My Problem
I am quite new to optimisation, so any advice is appreciated. I am currently trying to solve a problem as follows:
Given a pool of people, we want to create n teams such to find the optimal solution based on all players' preferences
As a test, I have been assuming there are 6 players, each of which selects a 1st and a 2nd preference for who they would like in their team. For now, I am looking to create 2 teams of 3 players.
How I have attempted it
I want to solve this using an open-source solver in Python, so I am currently trying the 'glpk' solver via Pyomo, however I am stuck. I created a matrix of preferences, whereby each row represents a given player's top 2 preferences (here, 2 means 1st pick) as follows:
preferenceMatrix = [0 1 0 0 2 0] # Player 1 would like players 5 (1st pick) and 2 (2nd pick)

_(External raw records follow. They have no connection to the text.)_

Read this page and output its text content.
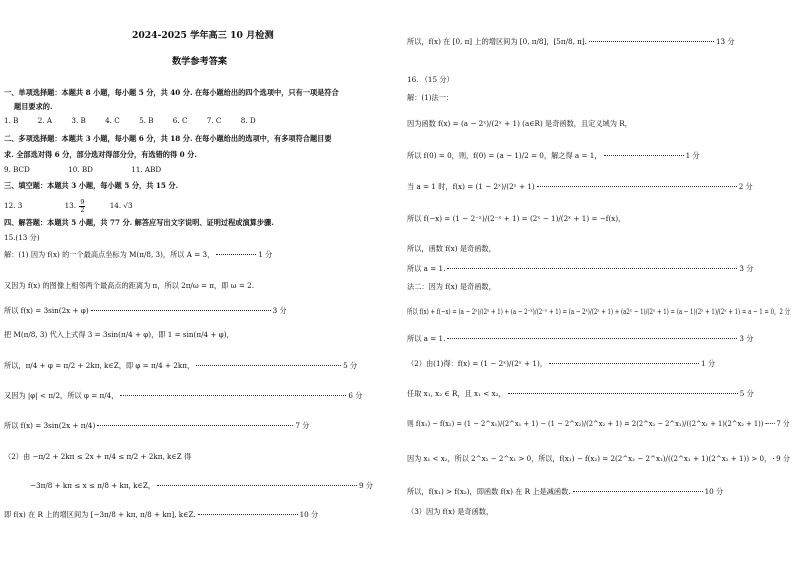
2024-2025 学年高三 10 月检测
数学参考答案
一、单项选择题：本题共 8 小题，每小题 5 分，共 40 分. 在每小题给出的四个选项中，只有一项是符合
题目要求的.
1. B	2. A	3. B	4. C	5. B	6. C	7. C	8. D
二、多项选择题：本题共 3 小题，每小题 6 分，共 18 分. 在每小题给出的选项中，有多项符合题目要
求. 全部选对得 6 分，部分选对得部分分，有选错的得 0 分.
9. BCD	10. BD	11. ABD
三、填空题：本题共 3 小题，每小题 5 分，共 15 分.
12. 3	13. $\frac{9}{2}$	14. √3
四、解答题：本题共 5 小题，共 77 分. 解答应写出文字说明、证明过程或演算步骤.
15.(13 分)
解：(1) 因为 f(x) 的一个最高点坐标为 M(π/8, 3)，所以 A = 3，	1 分
又因为 f(x) 的图像上相邻两个最高点的距离为 π，所以 2π/ω = π，即 ω = 2.
所以 f(x) = 3sin(2x + φ)	3 分
把 M(π/8, 3) 代入上式得 3 = 3sin(π/4 + φ)，即 1 = sin(π/4 + φ)，
所以，π/4 + φ = π/2 + 2kπ, k∈Z，即 φ = π/4 + 2kπ，	5 分
又因为 |φ| < π/2，所以 φ = π/4，	6 分
所以 f(x) = 3sin(2x + π/4)	7 分
（2）由 −π/2 + 2kπ ≤ 2x + π/4 ≤ π/2 + 2kπ, k∈Z 得
−3π/8 + kπ ≤ x ≤ π/8 + kπ, k∈Z，	9 分
即 f(x) 在 R 上的增区间为 [−3π/8 + kπ, π/8 + kπ], k∈Z.	10 分
所以，f(x) 在 [0, π] 上的增区间为 [0, π/8]，[5π/8, π].	13 分
16. （15 分）
解：(1)法一：
因为函数 f(x) = (a − 2ˣ)/(2ˣ + 1) (a∈R) 是奇函数，且定义域为 R，
所以 f(0) = 0，则，f(0) = (a − 1)/2 = 0，解之得 a = 1，	1 分
当 a = 1 时，f(x) = (1 − 2ˣ)/(2ˣ + 1)	2 分
所以 f(−x) = (1 − 2⁻ˣ)/(2⁻ˣ + 1) = (2ˣ − 1)/(2ˣ + 1) = −f(x)，
所以，函数 f(x) 是奇函数，
所以 a = 1.	3 分
法二：因为 f(x) 是奇函数，
所以 f(x) + f(−x) = (a − 2ˣ)/(2ˣ + 1) + (a − 2⁻ˣ)/(2⁻ˣ + 1) = (a − 2ˣ)/(2ˣ + 1) + (a2ˣ − 1)/(2ˣ + 1) = (a − 1)(2ˣ + 1)/(2ˣ + 1) = a − 1 = 0，2 分
所以 a = 1.	3 分
（2）由(1)得：f(x) = (1 − 2ˣ)/(2ˣ + 1)，	1 分
任取 x₁, x₂ ∈ R，且 x₁ < x₂，	5 分
则 f(x₁) − f(x₂) = (1 − 2^x₁)/(2^x₁ + 1) − (1 − 2^x₂)/(2^x₂ + 1) = 2(2^x₂ − 2^x₁)/((2^x₁ + 1)(2^x₂ + 1)) 7 分
因为 x₁ < x₂，所以 2^x₂ − 2^x₁ > 0，所以，f(x₁) − f(x₂) = 2(2^x₂ − 2^x₁)/((2^x₁ + 1)(2^x₂ + 1)) > 0， 9 分
所以，f(x₁) > f(x₂)，即函数 f(x) 在 R 上是减函数.	10 分
（3）因为 f(x) 是奇函数，
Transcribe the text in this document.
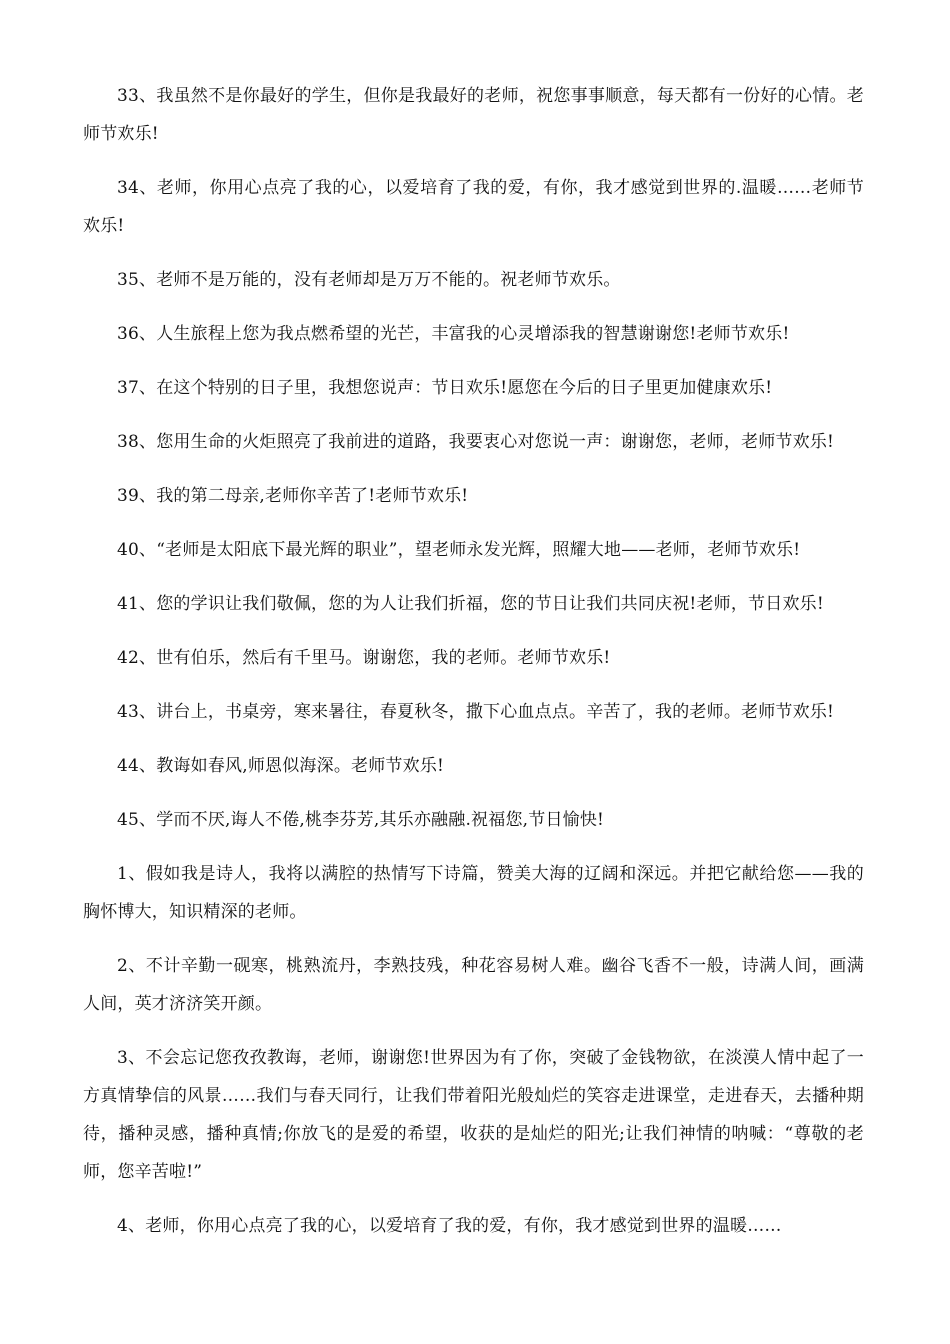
33、我虽然不是你最好的学生，但你是我最好的老师，祝您事事顺意，每天都有一份好的心情。老师节欢乐!

34、老师，你用心点亮了我的心，以爱培育了我的爱，有你，我才感觉到世界的.温暖……老师节欢乐!

35、老师不是万能的，没有老师却是万万不能的。祝老师节欢乐。

36、人生旅程上您为我点燃希望的光芒，丰富我的心灵增添我的智慧谢谢您!老师节欢乐!

37、在这个特别的日子里，我想您说声：节日欢乐!愿您在今后的日子里更加健康欢乐!

38、您用生命的火炬照亮了我前进的道路，我要衷心对您说一声：谢谢您，老师，老师节欢乐!

39、我的第二母亲,老师你辛苦了!老师节欢乐!

40、“老师是太阳底下最光辉的职业”，望老师永发光辉，照耀大地——老师，老师节欢乐!

41、您的学识让我们敬佩，您的为人让我们折福，您的节日让我们共同庆祝!老师，节日欢乐!

42、世有伯乐，然后有千里马。谢谢您，我的老师。老师节欢乐!

43、讲台上，书桌旁，寒来暑往，春夏秋冬，撒下心血点点。辛苦了，我的老师。老师节欢乐!

44、教诲如春风,师恩似海深。老师节欢乐!

45、学而不厌,诲人不倦,桃李芬芳,其乐亦融融.祝福您,节日愉快!

1、假如我是诗人，我将以满腔的热情写下诗篇，赞美大海的辽阔和深远。并把它献给您——我的胸怀博大，知识精深的老师。

2、不计辛勤一砚寒，桃熟流丹，李熟技残，种花容易树人难。幽谷飞香不一般，诗满人间，画满人间，英才济济笑开颜。

3、不会忘记您孜孜教诲，老师，谢谢您!世界因为有了你，突破了金钱物欲，在淡漠人情中起了一方真情挚信的风景……我们与春天同行，让我们带着阳光般灿烂的笑容走进课堂，走进春天，去播种期待，播种灵感，播种真情;你放飞的是爱的希望，收获的是灿烂的阳光;让我们神情的呐喊：“尊敬的老师，您辛苦啦!”

4、老师，你用心点亮了我的心，以爱培育了我的爱，有你，我才感觉到世界的温暖……
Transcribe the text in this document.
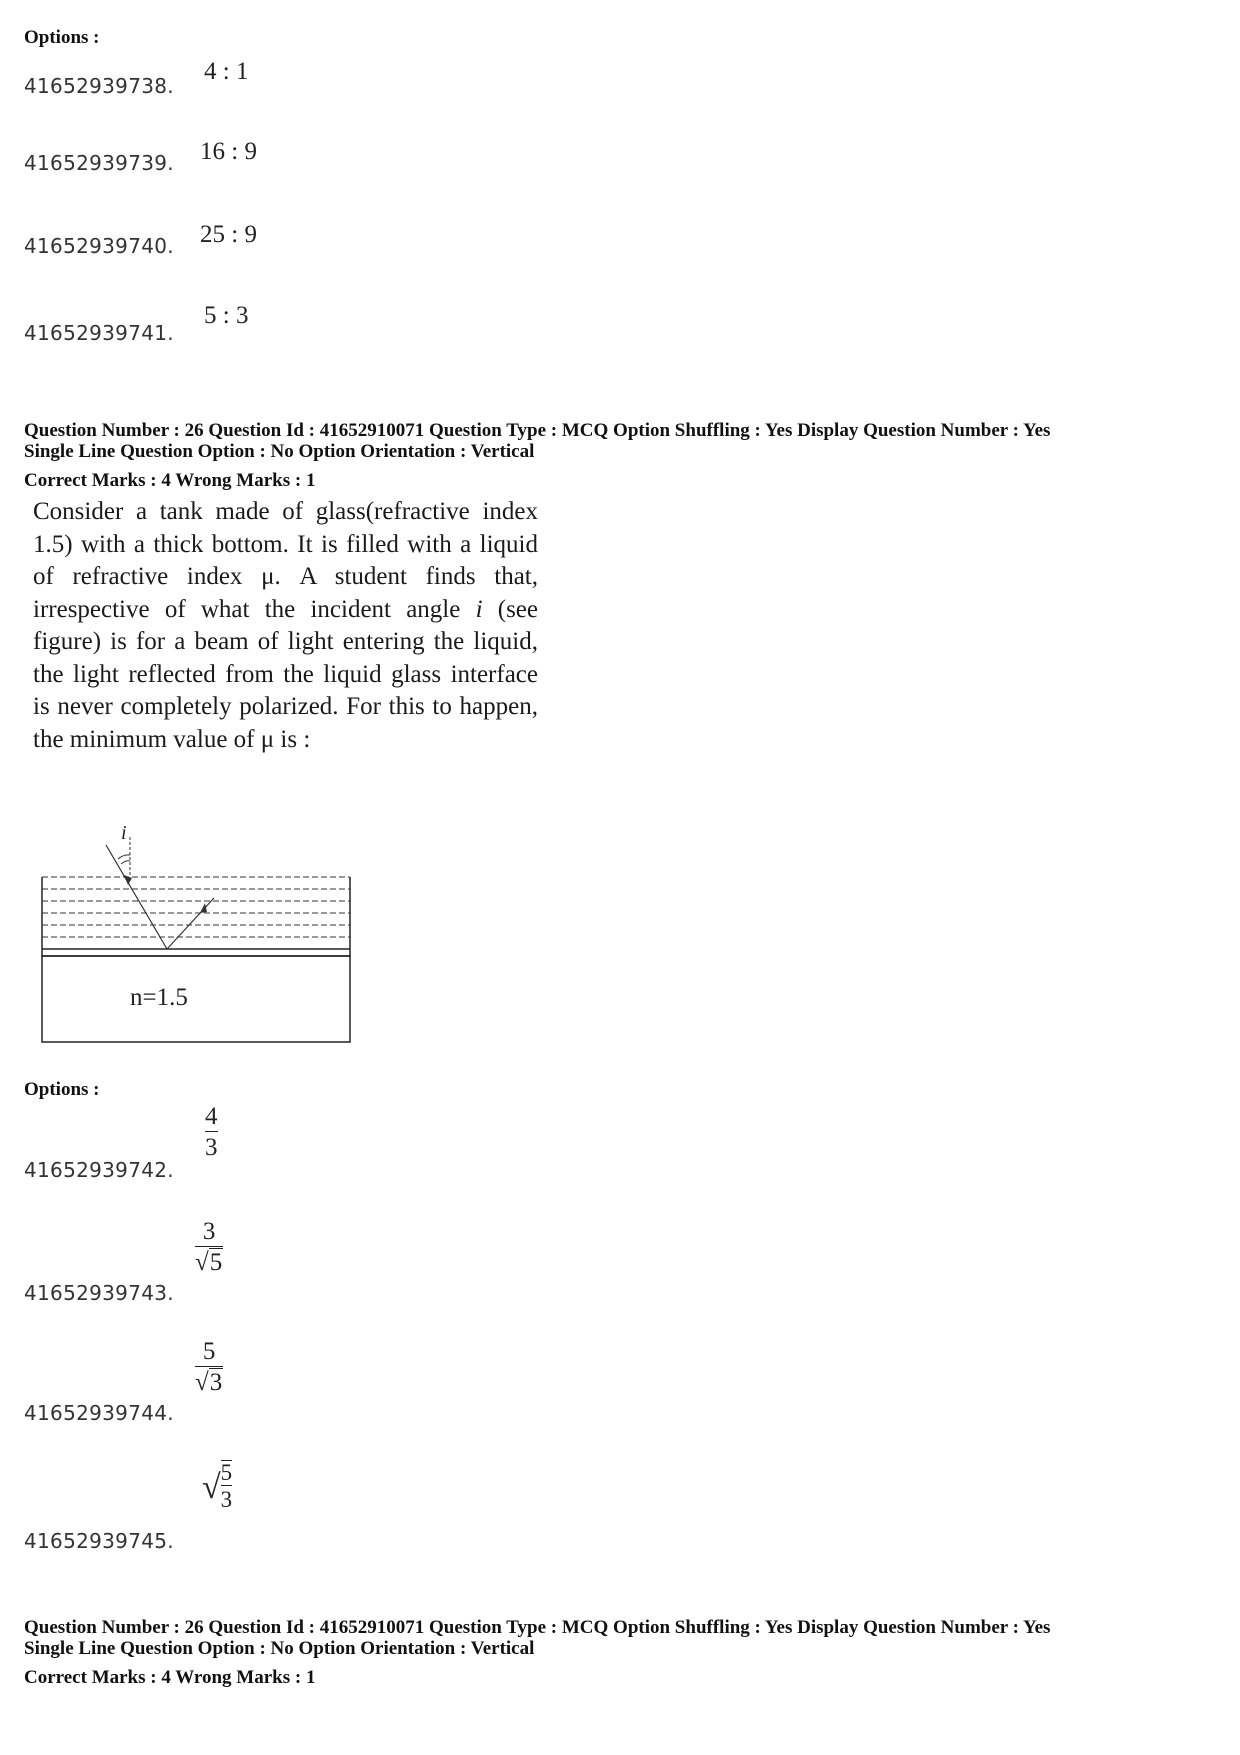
Options :
41652939738.
4 : 1
41652939739. 16 : 9
41652939740. 25 : 9
41652939741.
5 : 3
Question Number : 26 Question Id : 41652910071 Question Type : MCQ Option Shuffling : Yes Display Question Number : Yes
Single Line Question Option : No Option Orientation : Vertical
Correct Marks : 4 Wrong Marks : 1
Consider a tank made of glass(refractive index 1.5) with a thick bottom. It is filled with a liquid of refractive index μ. A student finds that, irrespective of what the incident angle i (see figure) is for a beam of light entering the liquid, the light reflected from the liquid glass interface is never completely polarized. For this to happen, the minimum value of μ is :
i
n=1.5
Options :
41652939742.
$\frac{4}{3}$
41652939743.
$\frac{3}{√5}$
41652939744.
$\frac{5}{√3}$
41652939745.
√ $\frac{5}{3}$
Question Number : 26 Question Id : 41652910071 Question Type : MCQ Option Shuffling : Yes Display Question Number : Yes
Single Line Question Option : No Option Orientation : Vertical
Correct Marks : 4 Wrong Marks : 1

[2 0 1 0 0 0] # Player 2 would like players 1 (1st pick) and 3 (2nd pick)
[0 0 0 0 2 1] # Player 3 would like players 5 (1st pick) and 6 (2nd pick)
[0 1 2 0 0 0] # Player 4 would like players 3 (1st pick) and 2 (2nd pick)
[0 0 0 1 2 0] # Player 5 would like players 5 (1st pick) and 4 (2nd pick)
[2 0 0 1 0 0] # Player 6 would like players 1 (1st pick) and 4 (2nd pick)
Next, I multiply the preference matrix by a binary matrix (subject to a constraint of 2 players per row and column), and then maximise the sum over the entire matrix. An example of what the binary matrix could look like is:
binaryMatrix = [0 1 1 0 0 0]
[1 0 1 0 0 0]
[1 1 0 0 0 0]
[0 0 0 0 1 1]
[0 0 0 1 0 1]
[0 0 0 1 1 0]
This would form 2 teams: Team 1) players 1,2,3, and Team 2) players 4,5,6 and the objective function (summing over rows) would be 1+3+0+0+1+1 = 6.
My questions
1) If I continue with this approach, then how could I constrain it to create exactly 2 teams? I originally posted this exact issue here
2) As I am finding it hard to approach the problem using glpk, is there a more appropriate open-source solver I could use instead?
3) Or, could I approach this entirely differently (e.g. using networkx where I specify that the problem should create 2 equal-sized connected groups)?